The sum of the forecasts of the more detailed versions is different from the forecast of the less detailed ones and this means that the target Cube is not aligned. You can choose not to align this Cube or to perform a reconciliation.

Two types of reconciliations are available: top-down and bottom-up.

  • The top-down approach allocates data of the aggregated version to the most detailed version (similar to what happens with the split and splat feature), always respecting the existing proportions.
  • The bottom-up approach aligns the data in the target Cube with the sum of the most detailed versions by aggregation.


Error statistics

The system supports the following machine learning metrics for regression models:

  • MAE (Mean Absolute Error): it is the mean absolute difference between the actual and the predicted value.
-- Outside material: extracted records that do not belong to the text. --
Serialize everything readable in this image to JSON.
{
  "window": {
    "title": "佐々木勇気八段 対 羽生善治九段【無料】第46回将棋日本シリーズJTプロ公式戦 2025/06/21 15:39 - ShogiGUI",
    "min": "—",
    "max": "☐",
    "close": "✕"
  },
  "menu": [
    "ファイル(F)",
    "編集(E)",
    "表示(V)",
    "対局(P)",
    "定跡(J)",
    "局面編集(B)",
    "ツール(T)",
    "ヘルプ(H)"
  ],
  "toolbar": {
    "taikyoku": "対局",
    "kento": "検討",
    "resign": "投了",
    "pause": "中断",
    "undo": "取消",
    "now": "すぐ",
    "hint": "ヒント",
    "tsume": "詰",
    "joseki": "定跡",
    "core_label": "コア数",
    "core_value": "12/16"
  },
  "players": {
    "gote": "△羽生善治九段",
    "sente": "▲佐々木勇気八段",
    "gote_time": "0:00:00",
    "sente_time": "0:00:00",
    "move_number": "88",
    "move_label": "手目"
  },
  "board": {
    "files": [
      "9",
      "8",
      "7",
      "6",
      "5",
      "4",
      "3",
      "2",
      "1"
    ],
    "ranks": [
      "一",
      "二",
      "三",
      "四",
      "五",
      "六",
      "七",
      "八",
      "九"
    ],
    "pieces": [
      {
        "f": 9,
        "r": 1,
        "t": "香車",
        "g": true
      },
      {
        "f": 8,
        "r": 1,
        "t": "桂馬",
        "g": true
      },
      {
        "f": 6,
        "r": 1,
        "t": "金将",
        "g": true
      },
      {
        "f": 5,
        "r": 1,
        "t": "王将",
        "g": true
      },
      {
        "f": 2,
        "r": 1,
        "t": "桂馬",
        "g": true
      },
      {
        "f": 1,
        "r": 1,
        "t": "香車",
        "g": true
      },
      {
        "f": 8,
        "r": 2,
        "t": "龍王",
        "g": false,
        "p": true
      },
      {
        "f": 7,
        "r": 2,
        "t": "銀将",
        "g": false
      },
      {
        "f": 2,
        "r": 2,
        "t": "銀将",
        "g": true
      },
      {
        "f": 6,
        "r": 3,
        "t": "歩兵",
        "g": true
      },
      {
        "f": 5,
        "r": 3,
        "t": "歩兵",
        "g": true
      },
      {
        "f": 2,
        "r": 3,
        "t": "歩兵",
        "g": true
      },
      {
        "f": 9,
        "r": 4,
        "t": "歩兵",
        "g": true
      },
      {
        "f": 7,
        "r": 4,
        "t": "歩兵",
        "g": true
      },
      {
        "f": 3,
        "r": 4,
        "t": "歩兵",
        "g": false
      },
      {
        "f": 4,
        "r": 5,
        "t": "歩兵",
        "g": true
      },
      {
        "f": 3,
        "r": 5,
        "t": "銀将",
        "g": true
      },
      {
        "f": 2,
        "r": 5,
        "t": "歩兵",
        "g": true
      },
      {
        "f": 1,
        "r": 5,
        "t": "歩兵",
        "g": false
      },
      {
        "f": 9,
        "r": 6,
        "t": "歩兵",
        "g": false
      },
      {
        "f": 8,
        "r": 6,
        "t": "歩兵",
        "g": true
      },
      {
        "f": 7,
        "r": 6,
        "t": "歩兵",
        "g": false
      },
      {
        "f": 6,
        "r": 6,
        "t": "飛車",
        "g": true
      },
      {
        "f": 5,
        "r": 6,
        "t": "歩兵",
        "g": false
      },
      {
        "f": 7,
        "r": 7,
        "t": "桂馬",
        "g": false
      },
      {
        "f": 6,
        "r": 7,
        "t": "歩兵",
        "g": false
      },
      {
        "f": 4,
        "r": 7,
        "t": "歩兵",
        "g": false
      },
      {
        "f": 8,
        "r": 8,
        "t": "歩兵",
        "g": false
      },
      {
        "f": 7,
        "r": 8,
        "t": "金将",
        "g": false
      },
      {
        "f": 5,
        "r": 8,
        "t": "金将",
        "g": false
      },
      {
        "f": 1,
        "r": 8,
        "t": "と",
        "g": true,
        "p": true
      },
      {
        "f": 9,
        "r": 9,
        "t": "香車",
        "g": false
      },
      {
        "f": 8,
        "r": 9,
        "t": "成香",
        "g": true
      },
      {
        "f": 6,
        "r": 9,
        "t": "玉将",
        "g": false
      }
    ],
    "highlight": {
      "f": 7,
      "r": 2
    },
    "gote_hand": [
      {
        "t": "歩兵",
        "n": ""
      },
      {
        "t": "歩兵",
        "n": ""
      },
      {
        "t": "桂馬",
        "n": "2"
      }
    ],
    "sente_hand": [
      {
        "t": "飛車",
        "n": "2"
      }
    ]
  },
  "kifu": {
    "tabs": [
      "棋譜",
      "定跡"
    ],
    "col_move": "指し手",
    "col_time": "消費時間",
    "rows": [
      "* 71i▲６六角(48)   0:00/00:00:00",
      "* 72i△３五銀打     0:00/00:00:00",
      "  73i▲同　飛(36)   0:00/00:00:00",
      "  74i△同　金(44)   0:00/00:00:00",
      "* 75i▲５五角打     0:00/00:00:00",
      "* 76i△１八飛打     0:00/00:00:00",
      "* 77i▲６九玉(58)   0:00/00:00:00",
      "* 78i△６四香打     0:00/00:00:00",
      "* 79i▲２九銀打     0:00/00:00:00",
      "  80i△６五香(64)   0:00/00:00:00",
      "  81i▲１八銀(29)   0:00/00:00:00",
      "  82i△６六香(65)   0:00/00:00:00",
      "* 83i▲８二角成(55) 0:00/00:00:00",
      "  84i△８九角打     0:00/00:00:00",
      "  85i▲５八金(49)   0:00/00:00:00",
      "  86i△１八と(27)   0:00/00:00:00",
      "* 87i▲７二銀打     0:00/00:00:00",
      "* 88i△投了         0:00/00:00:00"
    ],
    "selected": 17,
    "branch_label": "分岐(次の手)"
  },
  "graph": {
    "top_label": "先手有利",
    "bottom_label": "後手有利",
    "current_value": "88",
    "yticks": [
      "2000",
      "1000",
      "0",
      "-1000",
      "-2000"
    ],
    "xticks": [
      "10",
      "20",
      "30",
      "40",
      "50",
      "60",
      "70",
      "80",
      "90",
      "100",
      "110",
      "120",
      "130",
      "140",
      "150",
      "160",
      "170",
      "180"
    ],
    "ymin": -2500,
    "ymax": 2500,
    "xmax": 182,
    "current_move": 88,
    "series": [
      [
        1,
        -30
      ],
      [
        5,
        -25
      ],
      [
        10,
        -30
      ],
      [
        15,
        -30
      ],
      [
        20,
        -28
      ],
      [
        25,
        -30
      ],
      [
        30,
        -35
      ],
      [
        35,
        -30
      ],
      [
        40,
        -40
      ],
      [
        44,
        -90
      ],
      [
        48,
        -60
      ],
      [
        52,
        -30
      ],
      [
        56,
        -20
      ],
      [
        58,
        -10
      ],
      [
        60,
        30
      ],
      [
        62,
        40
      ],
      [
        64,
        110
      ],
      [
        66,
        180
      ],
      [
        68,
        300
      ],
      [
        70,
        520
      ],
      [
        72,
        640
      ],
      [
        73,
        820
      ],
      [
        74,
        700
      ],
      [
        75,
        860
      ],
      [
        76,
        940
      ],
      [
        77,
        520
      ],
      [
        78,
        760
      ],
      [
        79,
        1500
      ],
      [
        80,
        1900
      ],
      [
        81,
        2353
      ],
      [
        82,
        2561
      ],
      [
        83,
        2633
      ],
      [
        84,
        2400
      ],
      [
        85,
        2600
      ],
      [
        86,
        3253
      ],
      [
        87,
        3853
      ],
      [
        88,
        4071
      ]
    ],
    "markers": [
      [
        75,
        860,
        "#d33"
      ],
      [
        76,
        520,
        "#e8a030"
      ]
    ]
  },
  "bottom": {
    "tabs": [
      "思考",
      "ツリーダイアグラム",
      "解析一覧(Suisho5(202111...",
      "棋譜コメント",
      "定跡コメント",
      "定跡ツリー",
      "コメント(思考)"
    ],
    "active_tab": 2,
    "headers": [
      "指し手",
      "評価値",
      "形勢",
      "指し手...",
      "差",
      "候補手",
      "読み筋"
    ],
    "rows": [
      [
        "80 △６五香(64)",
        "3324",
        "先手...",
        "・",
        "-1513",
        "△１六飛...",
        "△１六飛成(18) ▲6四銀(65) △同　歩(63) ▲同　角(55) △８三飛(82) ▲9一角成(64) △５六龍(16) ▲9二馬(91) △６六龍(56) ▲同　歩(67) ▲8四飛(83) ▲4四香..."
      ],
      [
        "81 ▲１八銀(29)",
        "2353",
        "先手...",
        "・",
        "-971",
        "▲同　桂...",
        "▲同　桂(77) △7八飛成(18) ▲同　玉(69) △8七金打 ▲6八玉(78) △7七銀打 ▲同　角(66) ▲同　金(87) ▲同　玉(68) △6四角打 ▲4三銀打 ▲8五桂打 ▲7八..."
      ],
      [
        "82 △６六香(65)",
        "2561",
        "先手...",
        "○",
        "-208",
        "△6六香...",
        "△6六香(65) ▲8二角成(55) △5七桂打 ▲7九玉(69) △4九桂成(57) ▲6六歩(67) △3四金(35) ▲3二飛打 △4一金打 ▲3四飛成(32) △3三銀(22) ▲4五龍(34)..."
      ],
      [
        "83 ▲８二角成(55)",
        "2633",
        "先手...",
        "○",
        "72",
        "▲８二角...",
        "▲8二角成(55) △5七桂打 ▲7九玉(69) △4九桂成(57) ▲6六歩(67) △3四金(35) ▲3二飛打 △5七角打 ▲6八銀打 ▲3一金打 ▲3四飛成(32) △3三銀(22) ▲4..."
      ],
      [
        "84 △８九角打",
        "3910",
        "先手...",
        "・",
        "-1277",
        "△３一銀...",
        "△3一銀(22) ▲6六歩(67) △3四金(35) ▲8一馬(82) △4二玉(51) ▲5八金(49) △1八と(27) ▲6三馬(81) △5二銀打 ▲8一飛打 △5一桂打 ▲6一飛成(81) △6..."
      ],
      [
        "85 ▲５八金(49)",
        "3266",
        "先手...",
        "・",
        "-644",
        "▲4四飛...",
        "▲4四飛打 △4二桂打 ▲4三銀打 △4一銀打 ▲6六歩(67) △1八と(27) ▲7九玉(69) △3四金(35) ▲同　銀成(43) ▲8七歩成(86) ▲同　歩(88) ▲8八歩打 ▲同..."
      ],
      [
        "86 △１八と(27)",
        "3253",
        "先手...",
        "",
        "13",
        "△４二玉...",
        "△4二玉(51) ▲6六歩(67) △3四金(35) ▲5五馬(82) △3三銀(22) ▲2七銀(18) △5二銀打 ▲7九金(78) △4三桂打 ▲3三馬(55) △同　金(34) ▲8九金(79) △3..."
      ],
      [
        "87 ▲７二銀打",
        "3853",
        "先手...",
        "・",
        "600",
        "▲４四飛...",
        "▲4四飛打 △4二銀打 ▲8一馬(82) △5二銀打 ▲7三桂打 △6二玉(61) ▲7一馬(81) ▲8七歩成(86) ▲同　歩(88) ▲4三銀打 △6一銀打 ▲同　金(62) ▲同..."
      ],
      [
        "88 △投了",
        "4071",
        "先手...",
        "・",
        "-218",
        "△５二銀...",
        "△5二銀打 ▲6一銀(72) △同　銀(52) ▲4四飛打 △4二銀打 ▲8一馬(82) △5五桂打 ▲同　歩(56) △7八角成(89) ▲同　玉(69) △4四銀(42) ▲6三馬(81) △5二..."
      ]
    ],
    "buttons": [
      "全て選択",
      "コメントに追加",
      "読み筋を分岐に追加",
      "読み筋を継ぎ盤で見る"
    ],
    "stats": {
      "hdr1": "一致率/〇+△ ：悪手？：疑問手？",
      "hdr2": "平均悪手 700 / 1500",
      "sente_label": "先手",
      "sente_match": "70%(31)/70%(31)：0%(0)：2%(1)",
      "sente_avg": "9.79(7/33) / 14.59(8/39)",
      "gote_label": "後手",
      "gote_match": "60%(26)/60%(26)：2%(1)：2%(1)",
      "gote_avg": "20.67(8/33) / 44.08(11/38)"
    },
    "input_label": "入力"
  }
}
This measure is scale-dependent
  • MAPE (Mean Absolute Percentage Error): it is the mean absolute percentage difference between the actual and the predicted value. This measure is not scale-dependent
  • MASE (Mean Absolute Scaled Error): It’s the ratio of the MAE and the MAE of the naïve model. It is not scale-dependent and it measures the quality of forecast compared to the naïve forecast. A MASE grater than 1 indicates that the selected model performed worse than the naïve, while a MASE lower than 1 indicates that the selected model performed better than the naïve
  • Weighted MASE Overall: This measure is the weighted average of all the MASE indicators of the various time series.